The Nairobi Stock Exchange started electronic trading four years ago. The USE still faces usual challenges of African securities markets, including: low levels of domestic savings (reportedly 15% in Uganda); low awareness; thin supply of new equities; an underdeveloped pension sector which has not been liberalized; underdeveloped life insurance sector; and the current global financial crisis.
However, the regional integration project seems to be gaining momentum, including a customs union protocol. The Monitor newspaper (www.monitor.co.ug) reports that the East African Community Secretariat (www.eac.int) is holding consultations in the five partner states from 7-25 September on an East African Monetary Union (EAMU). They consultations target stakeholders such as: ministries of finance, EAC, trade, planning, etc; central banks, regulators; bureaus of statistics; bankers associations; academia; parliamentarians; the private sector and civil society. It is supported by the European Central Bank (www.ecb.int).
According to reports, the launching date for the political federation is set at 1 January 2010. After the customs union, the EAC will progress to a common market and harmonizing labour policies and legislation.
August 22nd, 2009 by Tom Minney
Tanzania seems to be warming to the idea of linking the East African stock exchanges, in what could eventually be the development of a major regional market.
According to local media reports, Acting CEO of the Dar es Salaam Stock Exchange Mary Mniwasa said it is ready to join a software called Smart Order Router which links the securities exchanges of the East African Community member states.
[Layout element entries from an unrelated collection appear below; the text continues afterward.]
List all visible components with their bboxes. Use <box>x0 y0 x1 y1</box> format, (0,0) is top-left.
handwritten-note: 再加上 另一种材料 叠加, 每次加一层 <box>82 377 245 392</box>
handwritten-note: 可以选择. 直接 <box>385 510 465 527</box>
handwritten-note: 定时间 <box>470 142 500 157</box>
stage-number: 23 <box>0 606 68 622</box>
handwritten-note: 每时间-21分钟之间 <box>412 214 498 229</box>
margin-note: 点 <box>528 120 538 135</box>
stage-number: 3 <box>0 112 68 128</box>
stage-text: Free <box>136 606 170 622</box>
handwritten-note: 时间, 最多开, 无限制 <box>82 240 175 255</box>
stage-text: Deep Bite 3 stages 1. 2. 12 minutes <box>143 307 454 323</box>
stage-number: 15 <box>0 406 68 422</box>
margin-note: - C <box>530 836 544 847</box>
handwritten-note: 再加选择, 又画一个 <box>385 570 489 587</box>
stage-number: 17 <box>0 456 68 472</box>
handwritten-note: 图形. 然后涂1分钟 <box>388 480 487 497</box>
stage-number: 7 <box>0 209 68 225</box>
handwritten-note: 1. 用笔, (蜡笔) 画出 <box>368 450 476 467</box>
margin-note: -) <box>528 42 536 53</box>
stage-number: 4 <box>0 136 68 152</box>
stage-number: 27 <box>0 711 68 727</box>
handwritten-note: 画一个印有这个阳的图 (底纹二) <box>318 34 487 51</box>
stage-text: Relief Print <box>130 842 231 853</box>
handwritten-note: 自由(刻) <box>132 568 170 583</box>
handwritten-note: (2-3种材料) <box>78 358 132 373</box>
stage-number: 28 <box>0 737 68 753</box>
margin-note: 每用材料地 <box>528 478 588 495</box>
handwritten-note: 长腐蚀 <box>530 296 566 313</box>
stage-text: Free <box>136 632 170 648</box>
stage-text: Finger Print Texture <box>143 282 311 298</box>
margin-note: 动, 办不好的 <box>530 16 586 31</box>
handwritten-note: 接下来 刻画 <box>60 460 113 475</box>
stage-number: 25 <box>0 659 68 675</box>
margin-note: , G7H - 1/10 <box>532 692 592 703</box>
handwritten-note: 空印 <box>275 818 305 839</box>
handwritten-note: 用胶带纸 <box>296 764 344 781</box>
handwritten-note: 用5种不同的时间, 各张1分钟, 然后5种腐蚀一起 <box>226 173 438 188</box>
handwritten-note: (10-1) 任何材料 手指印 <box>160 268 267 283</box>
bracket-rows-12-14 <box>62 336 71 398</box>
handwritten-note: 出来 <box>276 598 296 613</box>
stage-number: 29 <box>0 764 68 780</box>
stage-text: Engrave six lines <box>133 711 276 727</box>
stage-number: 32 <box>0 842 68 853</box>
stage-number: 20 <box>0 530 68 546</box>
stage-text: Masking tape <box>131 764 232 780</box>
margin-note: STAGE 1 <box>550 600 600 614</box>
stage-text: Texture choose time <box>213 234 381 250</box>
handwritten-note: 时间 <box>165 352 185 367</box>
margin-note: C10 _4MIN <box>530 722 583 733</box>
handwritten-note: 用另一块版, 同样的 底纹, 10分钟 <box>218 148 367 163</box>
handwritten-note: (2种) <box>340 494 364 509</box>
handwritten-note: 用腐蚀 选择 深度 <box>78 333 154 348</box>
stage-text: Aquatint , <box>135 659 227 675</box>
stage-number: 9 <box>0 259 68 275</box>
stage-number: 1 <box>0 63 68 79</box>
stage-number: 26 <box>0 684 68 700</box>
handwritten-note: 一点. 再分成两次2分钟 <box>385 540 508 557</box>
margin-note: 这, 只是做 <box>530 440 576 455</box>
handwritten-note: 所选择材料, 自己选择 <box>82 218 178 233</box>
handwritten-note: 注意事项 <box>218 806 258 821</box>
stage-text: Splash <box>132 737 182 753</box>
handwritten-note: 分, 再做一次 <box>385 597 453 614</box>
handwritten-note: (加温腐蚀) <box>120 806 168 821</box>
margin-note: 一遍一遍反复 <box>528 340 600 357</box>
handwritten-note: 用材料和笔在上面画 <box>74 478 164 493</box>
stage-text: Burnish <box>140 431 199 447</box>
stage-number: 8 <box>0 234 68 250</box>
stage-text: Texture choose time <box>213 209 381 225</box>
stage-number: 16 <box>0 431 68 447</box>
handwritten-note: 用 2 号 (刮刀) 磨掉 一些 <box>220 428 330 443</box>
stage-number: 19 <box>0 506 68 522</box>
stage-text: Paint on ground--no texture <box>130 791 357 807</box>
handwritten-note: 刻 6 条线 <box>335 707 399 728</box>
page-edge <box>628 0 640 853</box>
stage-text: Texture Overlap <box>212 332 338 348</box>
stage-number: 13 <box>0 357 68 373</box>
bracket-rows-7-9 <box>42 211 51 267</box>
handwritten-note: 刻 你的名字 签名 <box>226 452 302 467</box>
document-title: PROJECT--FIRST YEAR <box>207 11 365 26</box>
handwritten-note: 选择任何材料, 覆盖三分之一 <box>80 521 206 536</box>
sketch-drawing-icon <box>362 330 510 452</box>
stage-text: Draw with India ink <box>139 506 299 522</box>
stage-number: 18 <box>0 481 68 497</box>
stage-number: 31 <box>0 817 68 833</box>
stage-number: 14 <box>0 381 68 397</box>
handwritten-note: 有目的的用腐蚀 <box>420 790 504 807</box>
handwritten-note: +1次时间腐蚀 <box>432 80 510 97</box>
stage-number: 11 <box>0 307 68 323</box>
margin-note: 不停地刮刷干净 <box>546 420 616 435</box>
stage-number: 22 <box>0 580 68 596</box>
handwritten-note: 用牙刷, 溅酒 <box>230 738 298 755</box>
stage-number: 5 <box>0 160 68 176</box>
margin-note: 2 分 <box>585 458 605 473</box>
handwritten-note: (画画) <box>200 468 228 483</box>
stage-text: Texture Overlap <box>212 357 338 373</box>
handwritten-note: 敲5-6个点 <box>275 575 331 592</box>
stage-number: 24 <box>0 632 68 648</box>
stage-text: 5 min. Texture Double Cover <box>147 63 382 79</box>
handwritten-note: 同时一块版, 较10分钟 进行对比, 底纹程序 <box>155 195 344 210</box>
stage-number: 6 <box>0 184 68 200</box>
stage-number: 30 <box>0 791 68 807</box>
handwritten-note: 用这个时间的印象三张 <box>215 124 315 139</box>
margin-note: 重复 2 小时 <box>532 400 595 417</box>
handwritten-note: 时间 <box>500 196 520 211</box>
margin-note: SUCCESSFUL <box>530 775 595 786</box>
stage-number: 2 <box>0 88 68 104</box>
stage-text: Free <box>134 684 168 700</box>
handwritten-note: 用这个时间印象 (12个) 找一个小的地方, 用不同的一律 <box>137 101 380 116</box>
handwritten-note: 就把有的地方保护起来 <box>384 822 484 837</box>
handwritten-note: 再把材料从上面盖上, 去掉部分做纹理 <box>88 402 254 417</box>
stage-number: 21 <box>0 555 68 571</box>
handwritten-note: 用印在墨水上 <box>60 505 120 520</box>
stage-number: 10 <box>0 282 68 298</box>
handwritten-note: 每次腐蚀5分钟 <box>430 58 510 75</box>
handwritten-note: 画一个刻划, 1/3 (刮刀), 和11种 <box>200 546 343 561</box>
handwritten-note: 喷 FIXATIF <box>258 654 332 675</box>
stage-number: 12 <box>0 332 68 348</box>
She is reported to have said the system will allow a stockbroker from the DSE, the Nairobi Stock Exchange and the Uganda Securities Exchange to see the markets and trade across borders without physically contacting a local market stockbroker.
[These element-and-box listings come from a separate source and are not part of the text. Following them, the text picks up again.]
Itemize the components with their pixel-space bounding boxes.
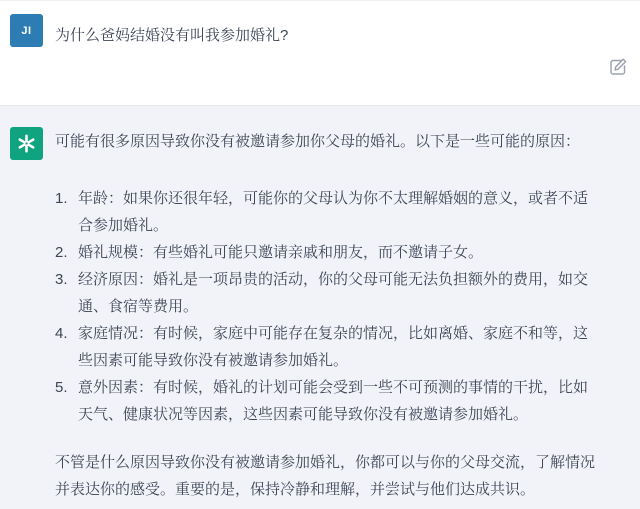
list-item-text: 意外因素：有时候，婚礼的计划可能会受到一些不可预测的事情的干扰，比如天气、健康状… bbox=[78, 374, 600, 428]
assistant-message-body: 可能有很多原因导致你没有被邀请参加你父母的婚礼。以下是一些可能的原因： 1. 年… bbox=[55, 128, 600, 503]
list-item-text: 年龄：如果你还很年轻，可能你的父母认为你不太理解婚姻的意义，或者不适合参加婚礼。 bbox=[78, 185, 600, 239]
assistant-message: 可能有很多原因导致你没有被邀请参加你父母的婚礼。以下是一些可能的原因： 1. 年… bbox=[0, 105, 640, 509]
user-avatar: JI bbox=[10, 14, 43, 47]
list-item: 1. 年龄：如果你还很年轻，可能你的父母认为你不太理解婚姻的意义，或者不适合参加… bbox=[55, 185, 600, 239]
reasons-list: 1. 年龄：如果你还很年轻，可能你的父母认为你不太理解婚姻的意义，或者不适合参加… bbox=[55, 185, 600, 428]
list-item: 4. 家庭情况：有时候，家庭中可能存在复杂的情况，比如离婚、家庭不和等，这些因素… bbox=[55, 320, 600, 374]
list-item-text: 家庭情况：有时候，家庭中可能存在复杂的情况，比如离婚、家庭不和等，这些因素可能导… bbox=[78, 320, 600, 374]
chat-conversation: JI 为什么爸妈结婚没有叫我参加婚礼? bbox=[0, 0, 640, 509]
edit-message-button[interactable] bbox=[608, 57, 628, 77]
list-item: 2. 婚礼规模：有些婚礼可能只邀请亲戚和朋友，而不邀请子女。 bbox=[55, 239, 600, 266]
assistant-intro: 可能有很多原因导致你没有被邀请参加你父母的婚礼。以下是一些可能的原因： bbox=[55, 128, 600, 155]
assistant-closing: 不管是什么原因导致你没有被邀请参加婚礼，你都可以与你的父母交流，了解情况并表达你… bbox=[55, 449, 600, 503]
list-item: 5. 意外因素：有时候，婚礼的计划可能会受到一些不可预测的事情的干扰，比如天气、… bbox=[55, 374, 600, 428]
user-message-text: 为什么爸妈结婚没有叫我参加婚礼? bbox=[55, 22, 600, 49]
list-item-number: 1. bbox=[55, 185, 78, 239]
edit-pencil-square-icon bbox=[608, 57, 628, 77]
list-item-text: 婚礼规模：有些婚礼可能只邀请亲戚和朋友，而不邀请子女。 bbox=[78, 239, 600, 266]
chatgpt-logo-icon bbox=[15, 132, 38, 155]
list-item-number: 3. bbox=[55, 266, 78, 320]
list-item-number: 5. bbox=[55, 374, 78, 428]
chatgpt-avatar bbox=[10, 127, 43, 160]
list-item-number: 2. bbox=[55, 239, 78, 266]
user-message: JI 为什么爸妈结婚没有叫我参加婚礼? bbox=[0, 0, 640, 105]
list-item-text: 经济原因：婚礼是一项昂贵的活动，你的父母可能无法负担额外的费用，如交通、食宿等费… bbox=[78, 266, 600, 320]
list-item: 3. 经济原因：婚礼是一项昂贵的活动，你的父母可能无法负担额外的费用，如交通、食… bbox=[55, 266, 600, 320]
list-item-number: 4. bbox=[55, 320, 78, 374]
The report quotes Simon Rutega, CEO of the USE, as saying Uganda fully supports the proposed integration of stock markets in east Africa. They have started using Central Depository Securities for holding securities and assisting in settlement.
The DSE and USE have long been dogged by lack of liquidity and outside investor interest. The newspaper cites a study by Codogan Financial & Associates, funded by the Efficient Securities Markets Institutional Development Initiative of the International Finance Corporation, part of the World Bank group. According to this, there are simply too few institutions and individuals who wish to invest in East Africa. The objective of the EAC stockmarkets integration is to enable consolidated EAC capital to flow and participants to operate freely across borders
The integration is being guided by an East African Securities Exchange Association, comprising the chief executives of the four exchanges – Dar, Nairobi, Uganda and Rwanda’s recently formed Over-The-Counter market. The original timetable was set in 2008 when the association resolved that a single clearing and settlement infrastructure was to be implemented within 3-6 months after January 2009. Senior members of the NSE are doubtful on progress.
One of the initiatives of the association is to integrate trading, clearing and settlement infrastructures within the EAC to facilitate a faster trading system within the bloc.
Tanzania has previously barred non-citizens from participating in initial public offers, such as when a 21% stake in the National Microfinance Bank was floated last year. In March 2008, it blocked its citizens from participating in the Safaricom IPO in Kenya.